输入:1维向量,大小为(8*4*4=128)
输出:等于设定值b_h3的维度,100
5)Softmax层:输入为全连接层的输出。
输入:100
输出:分类可能值的集合大小,10

import theano
import theano.tensor as T
import numpy as np
import matplotlib.pyplot as plt
plt.ion()

import load_mnist
import load_cifar

from theano.tensor.nnet.conv import conv2d
from theano.tensor.signal.downsample import max_pool_2d


# load data
x_train, t_train, x_test, t_test = load_cifar.cifar10(dtype=theano.config.floatX)
# x_train, x_test, t_train, t_test = load_mnist.mnist(onehot=True)
labels_test = np.argmax(t_test, axis=1)


# reshape data
x_train = x_train.reshape((x_train.shape[0], 1, 32, 32))
x_test = x_test.reshape((x_test.shape[0], 1, 32, 32))


# define symbolic Theano variables
x = T.tensor4()
t = T.matrix()


# define model: neural network
def floatX(x):
    return np.asarray(x, dtype=theano.config.floatX)

def init_weights(shape):
    return theano.shared(floatX(np.random.randn(*shape) * 0.1))

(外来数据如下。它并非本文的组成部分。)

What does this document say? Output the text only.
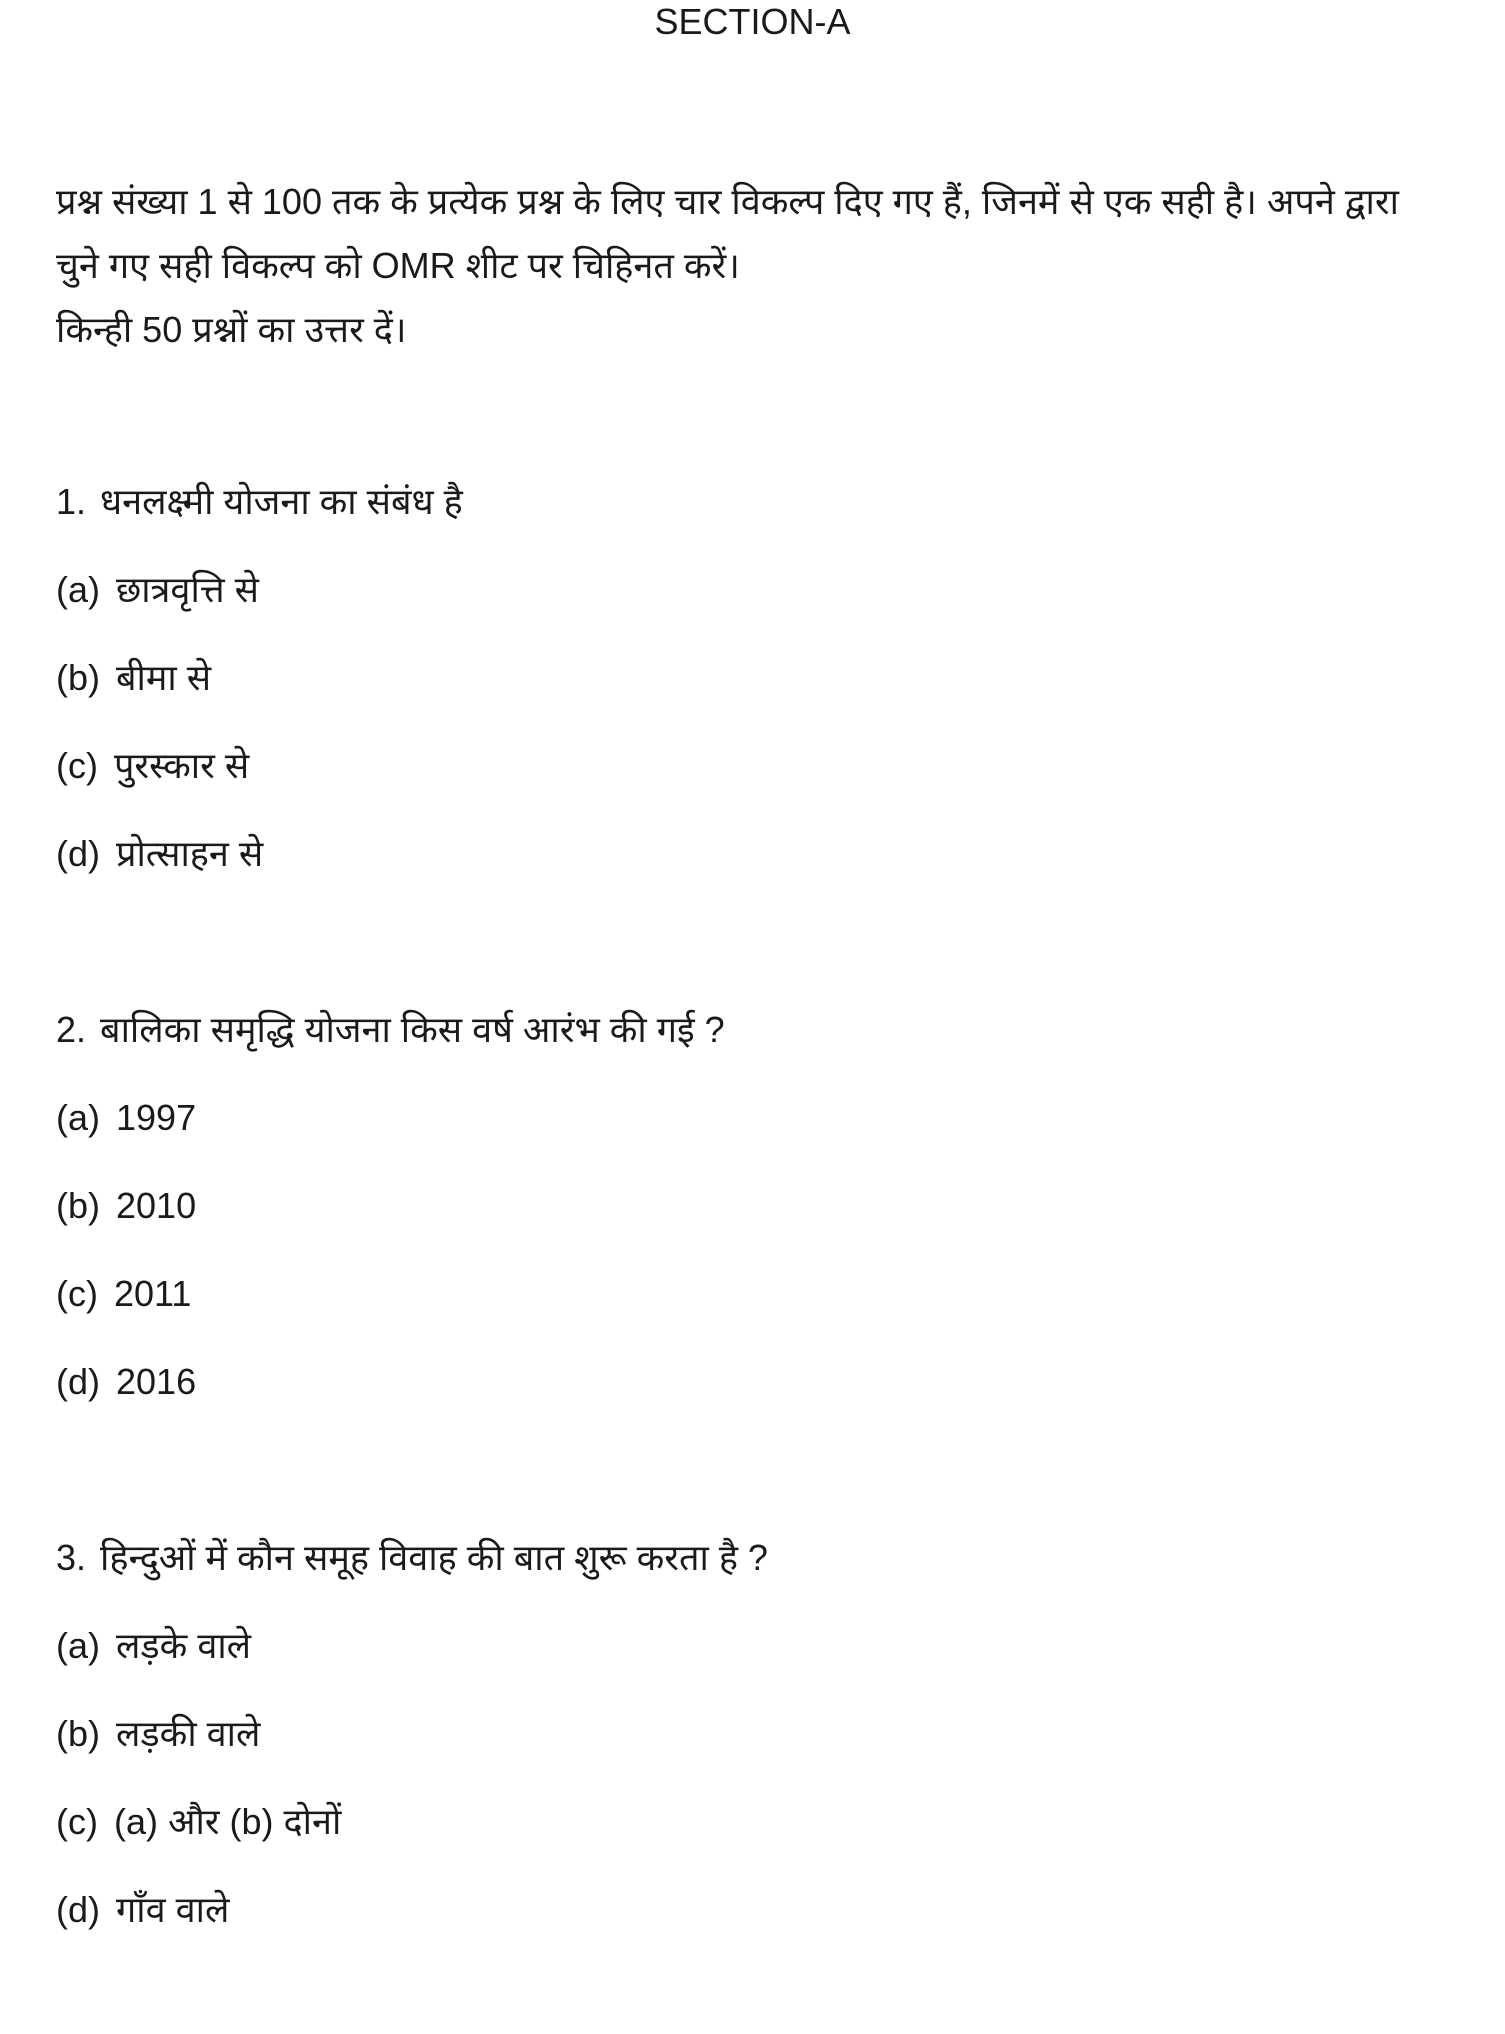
SECTION-A

प्रश्न संख्या 1 से 100 तक के प्रत्येक प्रश्न के लिए चार विकल्प दिए गए हैं, जिनमें से एक सही है। अपने द्वारा चुने गए सही विकल्प को OMR शीट पर चिहिनत करें।

किन्ही 50 प्रश्नों का उत्तर दें।

1. धनलक्ष्मी योजना का संबंध है

(a) छात्रवृत्ति से
(b) बीमा से
(c) पुरस्कार से
(d) प्रोत्साहन से

2. बालिका समृद्धि योजना किस वर्ष आरंभ की गई ?

(a) 1997
(b) 2010
(c) 2011
(d) 2016

3. हिन्दुओं में कौन समूह विवाह की बात शुरू करता है ?

(a) लड़के वाले
(b) लड़की वाले
(c) (a) और (b) दोनों
(d) गाँव वाले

def momentum(cost, params, learning_rate, momentum):
    grads = theano.grad(cost, params)
    updates = []
    
    for p, g in zip(params, grads):
        mparam_i = theano.shared(np.zeros(p.get_value().shape, dtype=theano.config.floatX))
        v = momentum * mparam_i - learning_rate * g
        updates.append((mparam_i, v))
        updates.append((p, p + v))

    return updates

def model(x, w_c1, b_c1, w_c2, b_c2, w_h3, b_h3, w_o, b_o):
    c1 = T.maximum(0, conv2d(x, w_c1) + b_c1.dimshuffle('x', 0, 'x', 'x'))
    p1 = max_pool_2d(c1, (3, 3))

    c2 = T.maximum(0, conv2d(p1, w_c2) + b_c2.dimshuffle('x', 0, 'x', 'x'))
    p2 = max_pool_2d(c2, (2, 2))

    p2_flat = p2.flatten(2)
    h3 = T.maximum(0, T.dot(p2_flat, w_h3) + b_h3)
    p_y_given_x = T.nnet.softmax(T.dot(h3, w_o) + b_o)
    return p_y_given_x

w_c1 = init_weights((4, 1, 3, 3))
b_c1 = init_weights((4,))
w_c2 = init_weights((8, 4, 3, 3))
b_c2 = init_weights((8,))
w_h3 = init_weights((8 * 4 * 4, 100))
b_h3 = init_weights((100,))
w_o = init_weights((100, 10))
b_o = init_weights((10,))

params = [w_c1, b_c1, w_c2, b_c2, w_h3, b_h3, w_o, b_o]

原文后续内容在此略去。